You need to work on the separation , I think the idea of telling her what she will be doing ask her Dad so he can give you some info.

I also would be how are you funding a trip to NY but not to her in jersey..now that would really piss me off but I assume his Gf is funding that.

cestlavielife Mon 29-Sep-14 23:12:19

Have you made it clear to your dd that you are happy for her to go ? That you will miss her but will be busy doing (insert boring activity ) and look forward to having her back but want her to have a lovely time ?

Lots of talk about how lucky she is to go visit dad and how you will spend the time knitting or whatever and you will be fine?

3xcookedchips Tue 30-Sep-14 12:38:44

These are typical transition anxieties as others have said. If you want more insight in to this you should check out Karen Woodalls blog. Very helpful and insightful.

Be aware it's possible she may be resonating your own anxieties that you're not aware off.
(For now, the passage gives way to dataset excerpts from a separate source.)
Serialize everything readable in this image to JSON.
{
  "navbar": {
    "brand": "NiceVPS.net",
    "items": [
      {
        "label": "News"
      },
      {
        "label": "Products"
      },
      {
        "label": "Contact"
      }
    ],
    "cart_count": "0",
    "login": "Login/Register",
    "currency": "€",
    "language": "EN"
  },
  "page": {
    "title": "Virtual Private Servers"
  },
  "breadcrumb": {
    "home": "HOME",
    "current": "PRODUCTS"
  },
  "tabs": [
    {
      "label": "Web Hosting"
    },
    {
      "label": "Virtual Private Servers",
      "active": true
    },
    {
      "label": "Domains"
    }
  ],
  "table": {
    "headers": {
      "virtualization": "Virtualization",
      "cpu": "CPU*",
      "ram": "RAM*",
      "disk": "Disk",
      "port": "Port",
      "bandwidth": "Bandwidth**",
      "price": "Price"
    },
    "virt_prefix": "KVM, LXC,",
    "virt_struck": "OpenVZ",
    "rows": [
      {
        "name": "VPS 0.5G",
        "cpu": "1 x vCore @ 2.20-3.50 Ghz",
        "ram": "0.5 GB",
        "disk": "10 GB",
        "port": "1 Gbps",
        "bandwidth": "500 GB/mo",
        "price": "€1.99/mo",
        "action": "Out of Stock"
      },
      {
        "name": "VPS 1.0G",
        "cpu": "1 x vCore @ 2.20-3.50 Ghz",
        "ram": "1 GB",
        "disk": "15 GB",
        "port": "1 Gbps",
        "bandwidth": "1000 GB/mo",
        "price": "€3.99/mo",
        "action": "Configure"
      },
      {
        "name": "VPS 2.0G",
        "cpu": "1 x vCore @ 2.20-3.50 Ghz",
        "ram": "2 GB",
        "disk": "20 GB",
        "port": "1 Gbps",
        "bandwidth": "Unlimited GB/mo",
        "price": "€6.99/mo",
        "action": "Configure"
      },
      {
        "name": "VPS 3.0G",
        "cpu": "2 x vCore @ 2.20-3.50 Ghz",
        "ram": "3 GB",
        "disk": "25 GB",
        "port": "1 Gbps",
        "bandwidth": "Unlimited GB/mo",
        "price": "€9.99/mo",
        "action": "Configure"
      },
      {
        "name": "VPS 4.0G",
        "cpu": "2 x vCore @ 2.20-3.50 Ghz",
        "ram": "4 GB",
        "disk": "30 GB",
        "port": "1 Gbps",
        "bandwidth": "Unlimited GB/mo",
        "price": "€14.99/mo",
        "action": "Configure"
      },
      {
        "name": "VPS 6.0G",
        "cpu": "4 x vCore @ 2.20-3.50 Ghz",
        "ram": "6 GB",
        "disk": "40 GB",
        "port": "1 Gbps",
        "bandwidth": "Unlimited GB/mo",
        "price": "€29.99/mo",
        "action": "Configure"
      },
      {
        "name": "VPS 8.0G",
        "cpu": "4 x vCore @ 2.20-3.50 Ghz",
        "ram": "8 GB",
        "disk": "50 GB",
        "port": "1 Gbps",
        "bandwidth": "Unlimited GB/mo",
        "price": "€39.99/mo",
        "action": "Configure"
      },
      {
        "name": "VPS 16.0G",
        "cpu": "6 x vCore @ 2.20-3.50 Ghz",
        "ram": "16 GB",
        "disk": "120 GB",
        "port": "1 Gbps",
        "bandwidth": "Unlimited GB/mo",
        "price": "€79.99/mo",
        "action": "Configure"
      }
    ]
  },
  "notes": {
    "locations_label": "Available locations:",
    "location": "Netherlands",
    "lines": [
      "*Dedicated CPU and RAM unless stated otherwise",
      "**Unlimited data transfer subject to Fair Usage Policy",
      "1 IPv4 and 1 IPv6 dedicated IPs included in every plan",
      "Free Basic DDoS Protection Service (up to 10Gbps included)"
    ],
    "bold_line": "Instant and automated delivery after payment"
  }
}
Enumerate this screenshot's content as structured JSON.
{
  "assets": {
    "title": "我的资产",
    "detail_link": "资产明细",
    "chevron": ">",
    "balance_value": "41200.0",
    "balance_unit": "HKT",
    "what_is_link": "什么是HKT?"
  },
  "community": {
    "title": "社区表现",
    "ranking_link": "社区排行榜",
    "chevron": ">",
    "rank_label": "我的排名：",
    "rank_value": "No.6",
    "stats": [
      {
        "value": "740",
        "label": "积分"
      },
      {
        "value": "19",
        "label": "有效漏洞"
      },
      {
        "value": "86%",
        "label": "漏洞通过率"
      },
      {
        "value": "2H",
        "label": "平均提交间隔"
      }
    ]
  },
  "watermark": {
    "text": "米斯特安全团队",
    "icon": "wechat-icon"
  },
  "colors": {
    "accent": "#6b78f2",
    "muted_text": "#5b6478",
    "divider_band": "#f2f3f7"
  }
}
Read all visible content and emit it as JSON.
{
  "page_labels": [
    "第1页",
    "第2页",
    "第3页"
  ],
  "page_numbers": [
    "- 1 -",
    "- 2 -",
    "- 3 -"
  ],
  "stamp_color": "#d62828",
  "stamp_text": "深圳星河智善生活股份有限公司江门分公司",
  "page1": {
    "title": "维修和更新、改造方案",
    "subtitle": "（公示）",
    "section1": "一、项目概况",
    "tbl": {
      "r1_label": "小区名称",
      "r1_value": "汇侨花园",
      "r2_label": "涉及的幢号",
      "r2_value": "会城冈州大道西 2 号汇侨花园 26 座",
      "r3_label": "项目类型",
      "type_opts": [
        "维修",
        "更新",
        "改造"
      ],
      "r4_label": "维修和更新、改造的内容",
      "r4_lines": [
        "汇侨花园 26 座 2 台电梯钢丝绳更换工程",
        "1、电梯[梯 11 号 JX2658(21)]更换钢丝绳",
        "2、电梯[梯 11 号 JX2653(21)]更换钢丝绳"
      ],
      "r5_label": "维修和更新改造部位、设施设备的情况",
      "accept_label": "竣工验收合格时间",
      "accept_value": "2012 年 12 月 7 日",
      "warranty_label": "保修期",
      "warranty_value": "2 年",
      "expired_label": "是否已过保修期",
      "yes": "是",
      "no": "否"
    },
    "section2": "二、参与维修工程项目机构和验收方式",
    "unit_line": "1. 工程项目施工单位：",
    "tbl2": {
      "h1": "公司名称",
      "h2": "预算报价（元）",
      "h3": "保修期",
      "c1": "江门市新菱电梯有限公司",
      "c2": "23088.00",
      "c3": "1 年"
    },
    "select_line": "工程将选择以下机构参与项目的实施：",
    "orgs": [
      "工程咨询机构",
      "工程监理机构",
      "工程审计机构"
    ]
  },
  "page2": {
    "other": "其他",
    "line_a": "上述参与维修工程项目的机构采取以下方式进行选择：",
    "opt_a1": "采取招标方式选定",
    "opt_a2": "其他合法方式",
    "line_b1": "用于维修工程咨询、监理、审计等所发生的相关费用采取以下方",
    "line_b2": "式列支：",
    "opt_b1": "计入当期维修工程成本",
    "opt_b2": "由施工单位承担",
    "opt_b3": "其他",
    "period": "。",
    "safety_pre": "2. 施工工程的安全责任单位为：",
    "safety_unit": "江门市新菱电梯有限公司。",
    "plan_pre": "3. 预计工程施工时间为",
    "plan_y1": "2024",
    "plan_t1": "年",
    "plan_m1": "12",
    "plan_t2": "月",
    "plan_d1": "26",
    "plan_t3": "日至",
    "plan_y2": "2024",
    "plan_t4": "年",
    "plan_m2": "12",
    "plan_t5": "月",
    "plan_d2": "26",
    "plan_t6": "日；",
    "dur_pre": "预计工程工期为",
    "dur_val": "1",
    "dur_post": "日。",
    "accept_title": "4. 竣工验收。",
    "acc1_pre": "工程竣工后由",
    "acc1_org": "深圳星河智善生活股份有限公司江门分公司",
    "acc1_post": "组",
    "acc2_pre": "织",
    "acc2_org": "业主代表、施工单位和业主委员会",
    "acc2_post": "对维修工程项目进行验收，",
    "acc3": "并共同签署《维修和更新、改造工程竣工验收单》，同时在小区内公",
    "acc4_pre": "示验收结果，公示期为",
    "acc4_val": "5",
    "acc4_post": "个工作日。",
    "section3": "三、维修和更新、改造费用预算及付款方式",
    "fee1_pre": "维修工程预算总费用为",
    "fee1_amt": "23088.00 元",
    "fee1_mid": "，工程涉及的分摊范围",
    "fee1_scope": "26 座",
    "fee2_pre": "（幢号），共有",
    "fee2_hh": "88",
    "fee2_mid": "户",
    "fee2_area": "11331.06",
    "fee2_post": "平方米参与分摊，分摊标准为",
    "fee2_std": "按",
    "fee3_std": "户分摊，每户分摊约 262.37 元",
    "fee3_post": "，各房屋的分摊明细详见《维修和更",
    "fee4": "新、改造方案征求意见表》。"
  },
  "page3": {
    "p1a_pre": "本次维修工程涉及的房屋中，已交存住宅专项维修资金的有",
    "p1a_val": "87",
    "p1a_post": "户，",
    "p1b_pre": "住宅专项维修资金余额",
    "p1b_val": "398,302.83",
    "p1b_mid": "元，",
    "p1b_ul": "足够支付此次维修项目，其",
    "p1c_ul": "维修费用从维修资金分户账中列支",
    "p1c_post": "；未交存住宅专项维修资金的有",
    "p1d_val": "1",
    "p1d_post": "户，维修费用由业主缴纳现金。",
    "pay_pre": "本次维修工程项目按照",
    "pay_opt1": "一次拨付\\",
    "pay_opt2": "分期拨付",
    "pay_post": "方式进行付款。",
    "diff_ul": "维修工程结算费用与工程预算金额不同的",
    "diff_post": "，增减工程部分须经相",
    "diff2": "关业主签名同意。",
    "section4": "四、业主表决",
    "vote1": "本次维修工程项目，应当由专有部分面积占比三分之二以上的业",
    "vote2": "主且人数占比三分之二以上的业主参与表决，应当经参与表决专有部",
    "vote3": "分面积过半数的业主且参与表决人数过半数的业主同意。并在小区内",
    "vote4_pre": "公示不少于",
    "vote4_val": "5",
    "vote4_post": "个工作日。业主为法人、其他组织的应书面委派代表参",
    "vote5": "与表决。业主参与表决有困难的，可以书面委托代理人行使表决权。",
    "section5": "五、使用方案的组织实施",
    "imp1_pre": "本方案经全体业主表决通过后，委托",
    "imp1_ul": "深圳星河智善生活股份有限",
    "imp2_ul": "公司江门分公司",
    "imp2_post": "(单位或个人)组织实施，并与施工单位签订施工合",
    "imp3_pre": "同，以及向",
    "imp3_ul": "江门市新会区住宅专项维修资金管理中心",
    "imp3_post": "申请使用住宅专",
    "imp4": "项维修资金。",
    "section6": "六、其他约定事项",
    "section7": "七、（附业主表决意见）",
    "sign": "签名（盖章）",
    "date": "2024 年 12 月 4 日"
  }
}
It's incumbent on both parents to make the handover as free from conflict as possible, so maybe suggest the only you and the ex be present.

Agree, with others that you made the choice to move 'overseas' and you will need to shoulder most of the heavy lifting even if he wont. Its not for his benefit but your daughters.

Going to court in this situation would be pointless and ratchet up the tension and the conflict and probably take away the level of control you have now. Lets face it, what would be asking the court to do?